Jazzのアドリブには欠かせないオルタードスケールですが、初心者にとってはフレーズを作りにくいスケールでもあります。
そこで今回はオルタードスケールが苦手な初心者でも使いやすいよう、コードの分散だけでアドリブを取る方法を簡単に紹介しましょう。
考え方は初心者向けですが、それでできあがるフレーズ自体はBeBopなどでも頻繁に出てくるもので、けっして初心者っぽくは聞こえないのでぜひ最後までご覧ください。
はじめに

オルタードスケールとはこのようなスケールです。
これは「G Altered Scale」ですから「G7」に対応します。
オルタードテンションが全て含まれているところが特徴です。
※オルタードスケールについてはこちらの記事でくわしく解説しています。

例えばこのようにオルタードスケールに含まれる音だけを使い、いくつものコードを作ることができます。
もちろんこれはほんの一部で、他にも多くのコードが作れます。
今回の主旨は、こうして作ったコードの分散だけでアドリブをしようということです。
そう言われてもどのコードを使えばいいのか迷うところでしょう。
そこで色々作れるコードの中でもフレーズが作りやすく、実際に多くのミュージシャンに使われているおすすめのコードを2つだけ紹介します。
m7(♭5)

まずは【7th】【♭9th】【3rd】【♭13th】を取り出してできる「Fm7(♭5)」です。
「Fm7(♭5)」と考えると理論的には右のように「シ」ではなく「♭ド」が正しいのですが、今回はオルタードスケールから取り出すということなので、それほど気にすることはありません。

ちなみに「Fm7(♭5)」は「A♭m6」と同じ構成音ですが、「Fm7(♭5)」と考えておくと転回しなくてもそのまま弾けばそれっぽいフレーズになるのでおすすめです。
元のコードである「G7」の全音下の「m7(♭5)」を使うと覚えておくとよいでしょう。
では実際に作ってみましょう。

2拍のフレーズです。
「Fm7(♭5)」の構成音をただ上から順番に弾いただけですが、よく聴かれるフレーズです。

これは1小節のフレーズです。
最初は「Fm7(♭5)」の【Root】から上行のアルペジオを弾き、すぐ転回して【♭5】からまた上行のアルペジオを弾いただけです。
このようにオルタードスケールを使いたいとき、「コードのアルペジオだけを使ってフレーズを組み立てる」という方法はとてもシンプルでわかりやすいと思います。
しかし考えることはそれだけではなく、あくまでもコード進行の中で使うわけですから、解決先のコードにうまくつなげることも大事になってきます。
先ほどの例では「ファ-ミ」、この例では「♭ラ-ソ」と半音でスムーズに解決しています。

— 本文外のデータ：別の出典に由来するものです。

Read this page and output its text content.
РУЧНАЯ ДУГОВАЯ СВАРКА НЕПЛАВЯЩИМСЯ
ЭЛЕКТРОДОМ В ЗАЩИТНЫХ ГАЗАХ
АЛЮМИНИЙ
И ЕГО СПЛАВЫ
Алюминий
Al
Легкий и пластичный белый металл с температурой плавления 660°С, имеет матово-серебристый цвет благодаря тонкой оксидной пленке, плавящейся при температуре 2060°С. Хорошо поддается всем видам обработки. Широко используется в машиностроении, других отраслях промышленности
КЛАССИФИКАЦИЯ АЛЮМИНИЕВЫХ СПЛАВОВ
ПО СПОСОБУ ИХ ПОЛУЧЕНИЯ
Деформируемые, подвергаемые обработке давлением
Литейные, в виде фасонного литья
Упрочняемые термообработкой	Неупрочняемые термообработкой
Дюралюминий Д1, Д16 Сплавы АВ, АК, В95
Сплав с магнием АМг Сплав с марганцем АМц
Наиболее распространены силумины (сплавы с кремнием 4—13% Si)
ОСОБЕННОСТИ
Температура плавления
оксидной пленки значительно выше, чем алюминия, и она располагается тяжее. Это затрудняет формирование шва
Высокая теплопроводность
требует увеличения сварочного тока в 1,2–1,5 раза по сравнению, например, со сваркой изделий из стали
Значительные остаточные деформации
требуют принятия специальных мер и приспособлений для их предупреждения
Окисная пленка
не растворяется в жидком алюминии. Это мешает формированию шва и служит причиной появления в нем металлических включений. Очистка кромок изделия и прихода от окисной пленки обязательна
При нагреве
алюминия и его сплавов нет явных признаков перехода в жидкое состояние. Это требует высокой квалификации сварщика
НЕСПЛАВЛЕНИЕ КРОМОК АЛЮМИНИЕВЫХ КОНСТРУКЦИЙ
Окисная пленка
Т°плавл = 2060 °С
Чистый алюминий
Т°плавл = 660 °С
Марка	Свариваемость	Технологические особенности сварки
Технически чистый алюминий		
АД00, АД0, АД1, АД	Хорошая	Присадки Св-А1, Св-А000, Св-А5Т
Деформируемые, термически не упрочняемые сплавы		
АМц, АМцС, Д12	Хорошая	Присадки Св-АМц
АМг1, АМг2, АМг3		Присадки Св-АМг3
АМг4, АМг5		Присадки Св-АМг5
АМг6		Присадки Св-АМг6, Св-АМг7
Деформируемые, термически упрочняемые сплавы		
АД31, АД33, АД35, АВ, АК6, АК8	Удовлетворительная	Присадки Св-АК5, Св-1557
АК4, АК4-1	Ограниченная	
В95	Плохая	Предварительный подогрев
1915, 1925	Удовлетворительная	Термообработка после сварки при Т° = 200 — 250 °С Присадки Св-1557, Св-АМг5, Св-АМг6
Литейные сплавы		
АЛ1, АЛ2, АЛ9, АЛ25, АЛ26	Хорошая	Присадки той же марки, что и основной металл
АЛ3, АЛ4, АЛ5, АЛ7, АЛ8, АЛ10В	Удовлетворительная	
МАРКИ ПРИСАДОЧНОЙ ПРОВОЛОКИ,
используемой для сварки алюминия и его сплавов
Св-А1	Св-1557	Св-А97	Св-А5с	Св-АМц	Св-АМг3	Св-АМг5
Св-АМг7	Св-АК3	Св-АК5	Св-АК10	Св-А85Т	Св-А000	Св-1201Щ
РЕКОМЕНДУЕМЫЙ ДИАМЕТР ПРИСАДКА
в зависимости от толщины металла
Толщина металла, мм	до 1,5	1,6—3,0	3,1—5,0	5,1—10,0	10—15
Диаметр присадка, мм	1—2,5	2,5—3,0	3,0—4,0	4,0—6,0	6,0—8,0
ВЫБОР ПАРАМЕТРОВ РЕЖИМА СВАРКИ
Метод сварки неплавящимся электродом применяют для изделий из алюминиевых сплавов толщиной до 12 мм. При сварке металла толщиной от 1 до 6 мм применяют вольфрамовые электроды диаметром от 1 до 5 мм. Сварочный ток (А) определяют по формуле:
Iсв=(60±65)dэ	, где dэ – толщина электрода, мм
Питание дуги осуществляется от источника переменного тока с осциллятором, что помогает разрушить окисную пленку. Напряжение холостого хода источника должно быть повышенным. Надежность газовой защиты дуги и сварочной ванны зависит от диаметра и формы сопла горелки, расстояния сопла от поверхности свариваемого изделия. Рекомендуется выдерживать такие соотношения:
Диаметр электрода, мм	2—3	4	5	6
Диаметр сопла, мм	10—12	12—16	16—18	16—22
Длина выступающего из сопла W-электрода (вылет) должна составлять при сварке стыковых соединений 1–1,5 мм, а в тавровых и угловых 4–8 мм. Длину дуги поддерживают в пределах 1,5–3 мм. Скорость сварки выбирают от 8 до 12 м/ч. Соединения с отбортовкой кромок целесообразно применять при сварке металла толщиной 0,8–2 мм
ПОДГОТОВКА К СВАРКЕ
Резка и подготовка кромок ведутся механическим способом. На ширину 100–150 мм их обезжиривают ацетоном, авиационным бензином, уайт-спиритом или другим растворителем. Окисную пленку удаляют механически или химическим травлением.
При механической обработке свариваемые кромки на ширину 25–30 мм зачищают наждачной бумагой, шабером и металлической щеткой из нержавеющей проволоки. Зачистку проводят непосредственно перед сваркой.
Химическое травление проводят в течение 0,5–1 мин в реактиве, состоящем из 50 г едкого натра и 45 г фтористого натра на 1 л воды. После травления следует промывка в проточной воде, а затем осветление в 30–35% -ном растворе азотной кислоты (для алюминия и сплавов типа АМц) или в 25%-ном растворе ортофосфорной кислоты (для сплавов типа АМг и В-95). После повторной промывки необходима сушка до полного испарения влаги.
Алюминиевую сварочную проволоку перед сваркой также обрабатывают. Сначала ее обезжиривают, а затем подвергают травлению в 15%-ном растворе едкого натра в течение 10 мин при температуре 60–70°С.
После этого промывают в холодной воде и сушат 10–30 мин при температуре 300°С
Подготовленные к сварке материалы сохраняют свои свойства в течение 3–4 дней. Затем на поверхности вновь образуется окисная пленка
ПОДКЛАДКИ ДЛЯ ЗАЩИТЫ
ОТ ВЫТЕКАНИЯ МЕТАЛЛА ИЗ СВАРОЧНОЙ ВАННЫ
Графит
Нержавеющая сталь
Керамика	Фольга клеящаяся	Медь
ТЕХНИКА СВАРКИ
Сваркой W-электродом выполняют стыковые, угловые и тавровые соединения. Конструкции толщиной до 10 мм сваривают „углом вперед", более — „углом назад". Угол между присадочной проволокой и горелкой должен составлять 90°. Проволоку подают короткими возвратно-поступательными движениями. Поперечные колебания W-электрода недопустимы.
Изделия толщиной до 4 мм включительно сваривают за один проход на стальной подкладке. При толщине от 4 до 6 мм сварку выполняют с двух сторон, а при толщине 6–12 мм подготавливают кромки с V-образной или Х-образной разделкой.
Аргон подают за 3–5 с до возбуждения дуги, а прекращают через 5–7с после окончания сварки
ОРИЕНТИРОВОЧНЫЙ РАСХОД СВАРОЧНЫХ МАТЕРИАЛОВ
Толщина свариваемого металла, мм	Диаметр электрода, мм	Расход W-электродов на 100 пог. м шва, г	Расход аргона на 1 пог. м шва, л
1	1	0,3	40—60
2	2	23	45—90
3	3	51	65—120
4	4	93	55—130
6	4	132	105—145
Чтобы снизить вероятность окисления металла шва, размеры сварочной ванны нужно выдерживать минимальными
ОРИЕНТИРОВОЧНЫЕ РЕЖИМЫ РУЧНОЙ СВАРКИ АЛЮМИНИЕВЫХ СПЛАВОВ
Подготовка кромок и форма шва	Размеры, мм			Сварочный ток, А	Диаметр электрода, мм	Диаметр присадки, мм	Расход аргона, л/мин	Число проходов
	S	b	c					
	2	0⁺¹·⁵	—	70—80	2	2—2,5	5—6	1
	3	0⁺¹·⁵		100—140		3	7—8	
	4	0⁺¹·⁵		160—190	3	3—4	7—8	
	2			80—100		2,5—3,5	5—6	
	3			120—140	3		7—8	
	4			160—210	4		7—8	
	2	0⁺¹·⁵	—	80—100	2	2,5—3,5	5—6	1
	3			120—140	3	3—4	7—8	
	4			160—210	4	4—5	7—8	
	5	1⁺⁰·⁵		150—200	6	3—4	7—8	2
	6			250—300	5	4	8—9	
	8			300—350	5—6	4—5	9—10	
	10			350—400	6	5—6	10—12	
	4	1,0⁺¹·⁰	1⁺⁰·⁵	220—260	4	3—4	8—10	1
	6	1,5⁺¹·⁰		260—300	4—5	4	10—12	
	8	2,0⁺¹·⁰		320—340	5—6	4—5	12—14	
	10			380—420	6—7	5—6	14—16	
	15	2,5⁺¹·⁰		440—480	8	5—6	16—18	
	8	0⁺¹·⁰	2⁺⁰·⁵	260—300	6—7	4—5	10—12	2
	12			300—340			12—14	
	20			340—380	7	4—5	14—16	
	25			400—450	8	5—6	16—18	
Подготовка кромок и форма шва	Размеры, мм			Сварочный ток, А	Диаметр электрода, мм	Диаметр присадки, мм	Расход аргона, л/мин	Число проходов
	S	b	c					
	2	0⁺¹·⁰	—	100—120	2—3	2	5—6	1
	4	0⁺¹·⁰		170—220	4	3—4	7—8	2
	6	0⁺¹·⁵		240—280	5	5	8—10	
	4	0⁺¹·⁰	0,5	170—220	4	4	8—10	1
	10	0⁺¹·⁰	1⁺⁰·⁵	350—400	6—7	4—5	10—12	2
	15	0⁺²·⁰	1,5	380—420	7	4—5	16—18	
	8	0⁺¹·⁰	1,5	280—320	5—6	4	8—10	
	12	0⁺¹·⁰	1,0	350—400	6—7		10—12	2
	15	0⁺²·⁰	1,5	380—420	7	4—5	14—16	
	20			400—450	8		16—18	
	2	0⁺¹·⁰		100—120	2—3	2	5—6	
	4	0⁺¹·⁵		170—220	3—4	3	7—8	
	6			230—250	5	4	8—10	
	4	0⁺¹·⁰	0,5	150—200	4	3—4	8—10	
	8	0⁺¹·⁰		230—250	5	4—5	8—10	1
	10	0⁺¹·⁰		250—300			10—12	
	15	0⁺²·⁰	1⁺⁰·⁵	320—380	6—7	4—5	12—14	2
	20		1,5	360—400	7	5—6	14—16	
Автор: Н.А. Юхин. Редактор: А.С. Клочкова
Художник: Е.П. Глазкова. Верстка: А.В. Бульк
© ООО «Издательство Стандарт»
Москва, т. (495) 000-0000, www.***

この「Fm7(♭5)」はそのままコードに使うこともできます。
【Root】の「G」が鳴っていれば「G7(♭9,♭13)」というコードになります。
m(add9)
ではもう1つおすすめのコードを紹介しましょう。

【♭9th】【#9th】【3rd】【♭13th】を取り出してできる「A♭m(add9)」です。
元のコードの半音上の「m(add9)」と覚えておくと良いでしょう。
「Fm7(♭5)」と違って3度積みのコードではないので、譜面上はややこしく見えますね。
これも理論的には右のコードのように「シ」ではなく「♭ド」で記譜します。
これに関して1つ重要なのは【7th】を入れないということです。

このように「A♭m」に対しての【7th】は「G7」に対して【△7th】になってしまいます。
【△7th】はドミナントコードに使うべきではありません。
よって「A♭m7」ではなく「A♭m(add9)」ということを覚えておきましょう。
ではフレーズを作ってみましょう。

2拍のフレーズです。
3連符で「A♭m(add9)」の【9th】からただ下行しているだけです。
これもよく聴くフレーズなのではないでしょうか。
「C△7」には「♭ラ-ソ」と半音で綺麗に解決しています。

これは1小節のフレーズです。
上行したあと少し下行していますが「A♭m(add9)」の構成音しか使っていません。
こちらも「C△7」には「♭ラ-ソ」と解決しています。

ちなみにこの「A♭m(add9)」はコードには使わない方がよいでしょう。
【Root】の「G」の上で弾くと「G7(♭9,#9,♭13)」というコードになってしまいます。
一般的には「9系」のテンションを同時に2つ入れることはないので、よほどの意図がない限りは避けたほうが無難でしょう。
さいごに
今回は、オルタードスケールでのアドリブをコードの分散だけでやる方法を紹介しました。
元のコードの全音下の「m7(♭5)」と半音上の「m(add9)」をぜひ試してみてください。